The desire to keep that wealth within the family will remain despite recent – largely ill-informed – public criticism, particularly from politicians, of perfectly legitimate legal steps to avoid, rather than evade, the payment of unnecessary tax.
This desire becomes more complicated where, for example, parents are keen to ensure that in the event of a marriage, their child’s partner will not benefit personally from that wealth in the event that the relationship does not succeed and there is a divorce. This is not just a concern for the wealthy, but is relevant to all families no matter how well off they may be.
There are steps which can be taken, but – as this article will explain – none will be 100% watertight. However, they are still extremely worthwhile because they will afford some protection and a level of “damage limitation”.
Wealth protection, in these circumstances, can deal with two completely different set of circumstances.
The first is where parents have already given money to their son or daughter who is about to marry. The second is where parents have made wills and set up trusts from which their son or daughter may benefit in years to come.
In the first of those scenarios the principal means available is for the couple to be encouraged to enter into a pre-marriage or pre-nuptial agreement. Pre-nuptial agreements have had and still have a rather odd standing in English law. In the twentieth century they were held to be void altogether, on the basis that such agreements might encourage separation or divorce. Even now under English law, no agreement can ever take away the ability of a court to consider an agreement entered in to by a couple, whether before they marry or afterwards.
However, more recently judges have begun to pay a lot more attention to pre-nuptial agreements.
Firstly this is because pre-nuptial agreements are much more commonplace than they were and judges in this country regularly have to deal with cases where the marriage took place in a country where pre-nuptial agreements are perfectly commonplace and where the couple have lived in England and are divorcing here.
Secondly, judges have begun to realise that couples should have a degree of self-determination. In other words, if a couple enter into a pre-nuptial agreement, freely and without pressure, with full knowledge of each other’s financial circumstances and each having had the benefit of independent legal advice, on what basis should a court interfere?
Broadly, if these basic requirements have been met, a court will hold a couple to the bargain which they have made – unless to do so would subject one or other unfairness financially or cause financial difficulties for their children.

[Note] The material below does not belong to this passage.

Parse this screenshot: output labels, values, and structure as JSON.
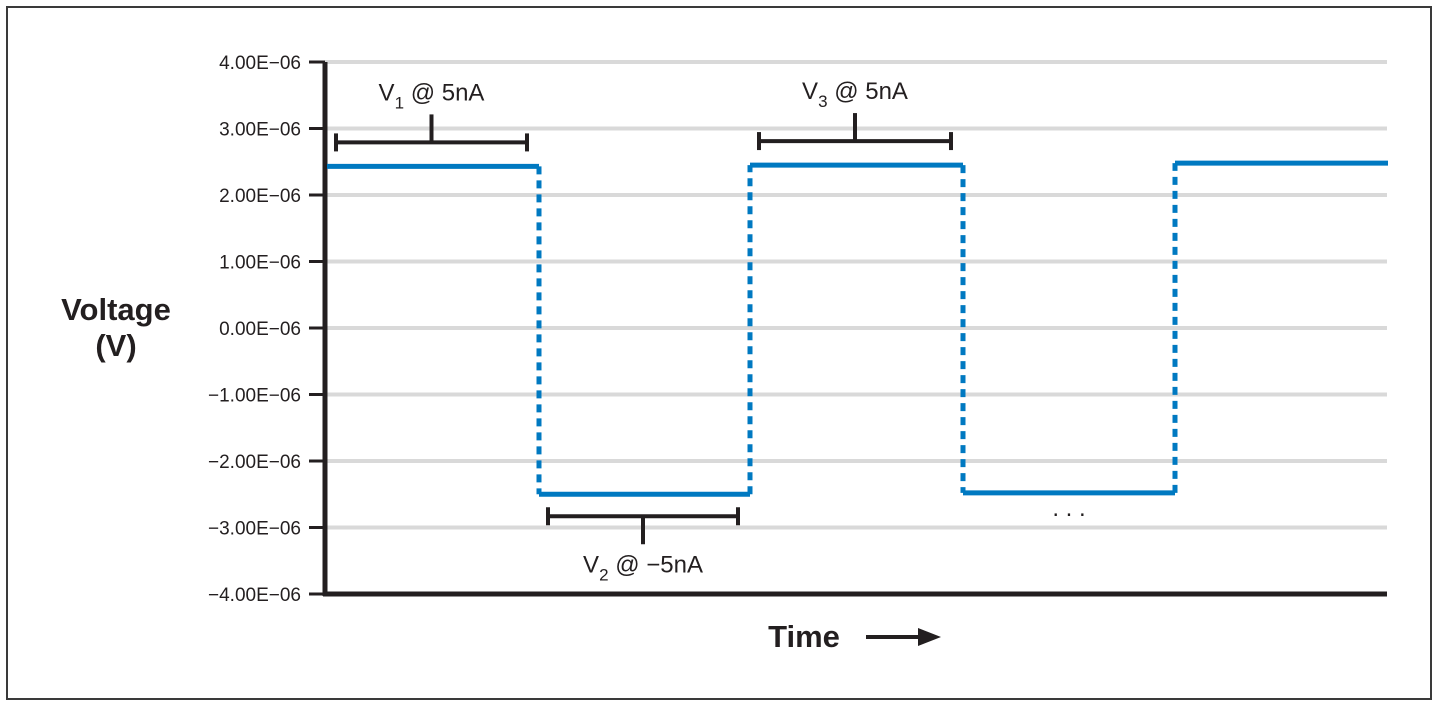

In February 2014 the Law Commission, an independent body which advises governments on law reform, put forward detailed proposals which would give pre-nuptial agreements a much clearer status in English law. The Commission went on to set out the circumstances in which courts should uphold those agreements. The recommendations took a long time to put together, but they do little to fundamentally change the law as it is now.
Nonetheless, over 12 months later, there has been no sign from the present Government of any desire to legislate and we will now have to wait until after the General Election later this year to see whether the Law Commission will be listened to. This is not the first time this issue has arisen and history suggests that we may have to wait a very long time for anything to change.
Even if the Law Commission’s recommendations are accepted in full, a Court will still have the ability to alter the provisions of a pre-nuptial agreement if it thinks that the “financial need” of one party or another, or that of their children, dictates that the agreement, or parts of it, no longer meet the overriding requirement of “fairness” which lies at the foundation of divorce law in this country. The Commission concluded that couples “should not be able to make contractually enforceable arrangements that deal irrevocably with their future needs for housing, childcare, an income or any other aspect of financial needs”
Having said that, what is absolutely clear is that pre-nuptial agreements will be a significant factor which may well lead a judge to awarding less than otherwise he or she might have done to one party or another. In short, they may be “a shield and not a sword”.
Therefore, while pre-nuptial agreements cannot offer a cast-iron guarantee that wealth built up on one side of a family will not be taken into account, at the very least they will minimise the risks and extent to which there is any interference.
In the second scenario, where parents have left their estates to their children and may have put in place other measures of wealth protection, they are always able to alter their wills at any time and may be able to alter any trust arrangements which they have set up, although in the latter case this is likely to be more difficult.
A completely different situation arises where a couple do not marry but live together. If a relationship breaks down in those circumstances there is much less cause to be concerned. The reason is because upon the breakdown of a relationship between a couple who is not married, neither will normally have a claim on property given to the other by their parents.
This potentially leaves us in a bizarre situation where parents may feel more secure that assets which they have worked hard to build up will be better protected if their child does not marry but just lives with their partner.